While the settlement agreement recites that the Times will not seek an unredacted copy of the Lazar Report, it contains no such provision as to the Halpern May Report, but does say:

“The Parties intend that this Agreement shall be a complete resolution of all requests for records encompassed by the Petition and subsequent Briefing in the Action….In the event of a future request, through the California Public Records Act or otherwise, by the Times for information or records that the State Bar contends was resolved, in whole or in part, by this Agreement, the State Bar shall have the right to raise this Agreement as a defense and/or a bar to the request, and the Times reserves its right to contend that the new request is not encompassed by this release.”

Anonymous Attorneys

From what can be discerned from the Halpern May Report, “OCTC Attorney 2” was among the OCTC lawyers who were displeased by the recommendation by an outside counsel—known from news reports to have been Jerome Falk, though designated in the report as “OUTSIDE COUNSEL C”—that Girardi not incur discipline based on misconduct the Ninth U.S. Circuit Court of Appeals saw as egregious.

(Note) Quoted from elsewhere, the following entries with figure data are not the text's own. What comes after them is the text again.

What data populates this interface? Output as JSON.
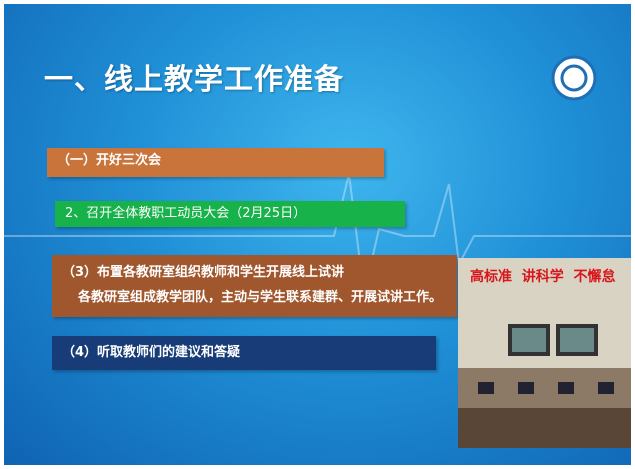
{
  "title": "一、线上教学工作准备",
  "items": [
    {
      "lines": [
        "（一）开好三次会"
      ]
    },
    {
      "lines": [
        "2、召开全体教职工动员大会（2月25日）"
      ]
    },
    {
      "lines": [
        "（3）布置各教研室组织教师和学生开展线上试讲",
        "各教研室组成教学团队，主动与学生联系建群、开展试讲工作。"
      ]
    },
    {
      "lines": [
        "（4）听取教师们的建议和答疑"
      ]
    }
  ],
  "photo": {
    "banner": "高标准  讲科学  不懈怠"
  }
}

Girardi and Walter Lack—with whom Girardi habitually teamed in trying cases though he was with a different firm—had attempted to collect a $489 million Nicaraguan judgment from an entity, Dole Food Company, which was other that the actual judgment debtor. A July 13, 2010 order by a three-judge Ninth Circuit panel says:

“In a high-stakes gamble to enforce a foreign Judgment of nearly a half billion dollars. Respondents initiated and directed years of litigation against Defendants. Respondents efforts went beyond the use of ‘questionable tactics’—they crossed the line to include the persistent use of known falsehoods….Respondents made…false representations knowingly, intentionally, and recklessly. Their actions vexatiously multiplied the proceedings at great expense to Defendants and required the Ninth Circuit to deal with a frivolous appeal.

“The court cannot and will not tolerate members of the bar employing the use of known falsehoods to further their objectives, no matter how appealing the underlying cause of their clients may be.”

The court said:

“We will… formally reprimand Girardi for his recklessness in determining whether statements or documents central to an action on which his name appears are false.”

“OCTC Attorney 2” apparently complained of Falk’s decision to the State Bar Board of Governors.

On July 6, 2011, he or she was fired, as was “OCTC Attorney 1” and others.

The reports says “there is reason to believe the terminations were based, at least in part, on Girardi’s influence at the State Bar.”

The reason for the termination of employment of “OCTC Attorney 1” is not clear, in light of redactions. It appears from the report that on June 7 2011, that lawyer “flagged” a complaint against Girardi as coming under State Bar Rule 2201 which requires that where the OCTC has a conflict, the matter be routed to outside counsel; at the time, a referral was made only if the OCTC determined that the matter was worth pursuing; the decision not to forward the case was apparently made by then-OCTC lawyer Murray Greenberg, a Girardi ally.

Criminal Charges

Girardi is facing wire-fraud charges in the U.S. District Courts for the Central District of California and in the Northern District of Illinois.

On Friday, the U.S. Attorneys office for the Central District of California filed a report by a neuropsychologist saying that Girardi, who has been diagnosed as suffering from Alzheimer’s disease, is fit to stand trial. He faces five counts of wire fraud here.

Girardi is under a conservatorship, is in bankruptcy, and lost his law license after failing to respond to State Bar charges as to numerous instances of cheating clients, pocketing millions of dollars.